The main European focus was on Sterling with a key set of labour-market releases and Bank of England minutes. There was a further significant decline in the unemployment claimant count by over 25,000 for the month and the number has fallen every month since November 2012. In contrast, there was an unexpected increase in the ILO unemployment rate to 7.2% from 7.1% previously. This rate is more important for short-term market sentiment given the 7% Bank of England threshold and the data dampened tightening expectations to some extent.

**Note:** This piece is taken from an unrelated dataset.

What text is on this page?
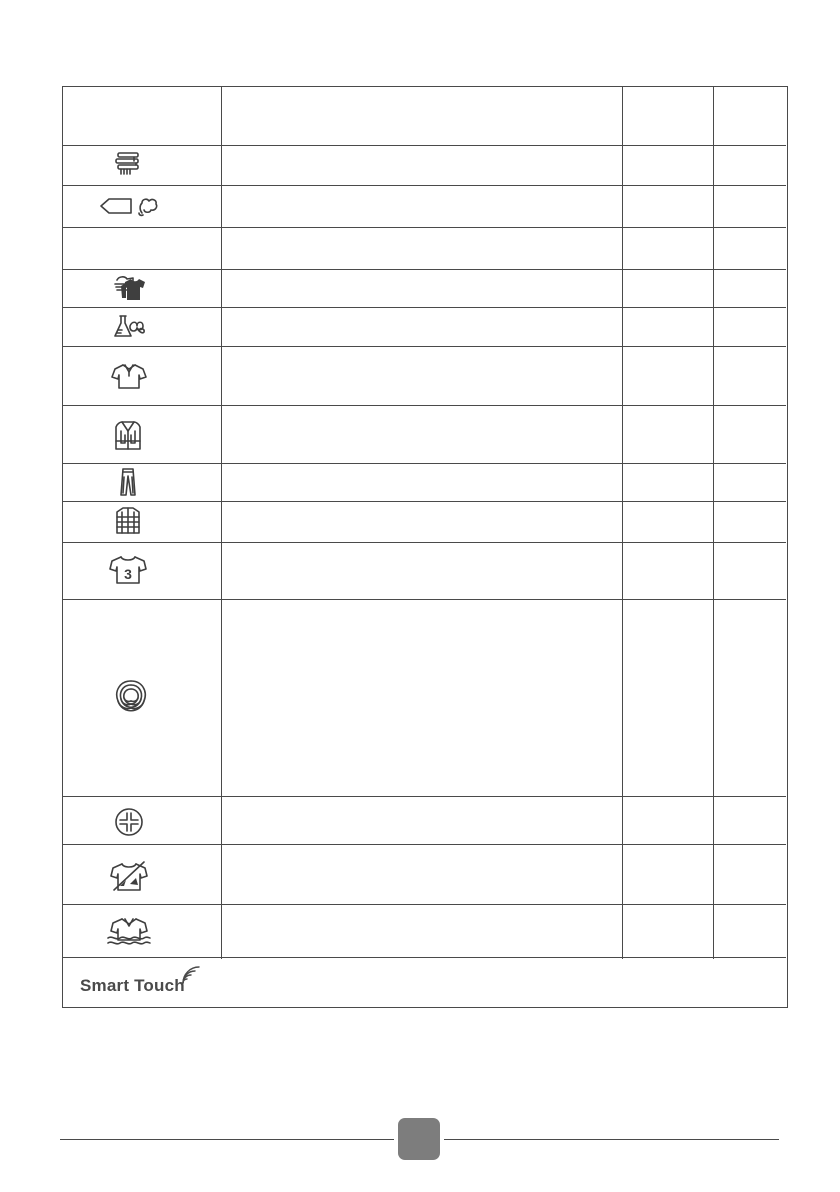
3
Smart Touch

The Bank of England minutes were broadly in line with expectations and Governor Carney did not call a vote on revised forward guidance which suggests no major splits within the MPC at this stage. Sterling spiked lower following the data as GBP/USD weakened to below the 1.6650 level while EUR/GBP moved above the 0.8250 level.

Euro-zone developments were limited with most attention focussed on increased levels of violence in the Ukraine. There was some caution ahead of the latest Euro-zone PMI readings on Thursday while Renzi continued his efforts to stitch together an Italian coalition government.

The US housing data was weaker than expected with starts falling to an annualised rate of 0.88mn from 1.05mn previously and permits also declines, although there were expectations of a weaker number given the adverse weather impact. There was a slightly higher than expected reading for producer prices, although the impact was measured. The dollar was resilient following the data, but unable to gain any significant headway, unable to recapture former support levels with caution also evident ahead of the Fed minutes due for release later on Wednesday.

EUR/USD overall was again able to resist any significant selling pressure and settled around the 1.3750 level with GBP/USD back above 1.6650. The Canadian dollar lost ground sharply following weak data and USD/CAD pushed back above the 1.10 level after initially probing one-month lows during the European session.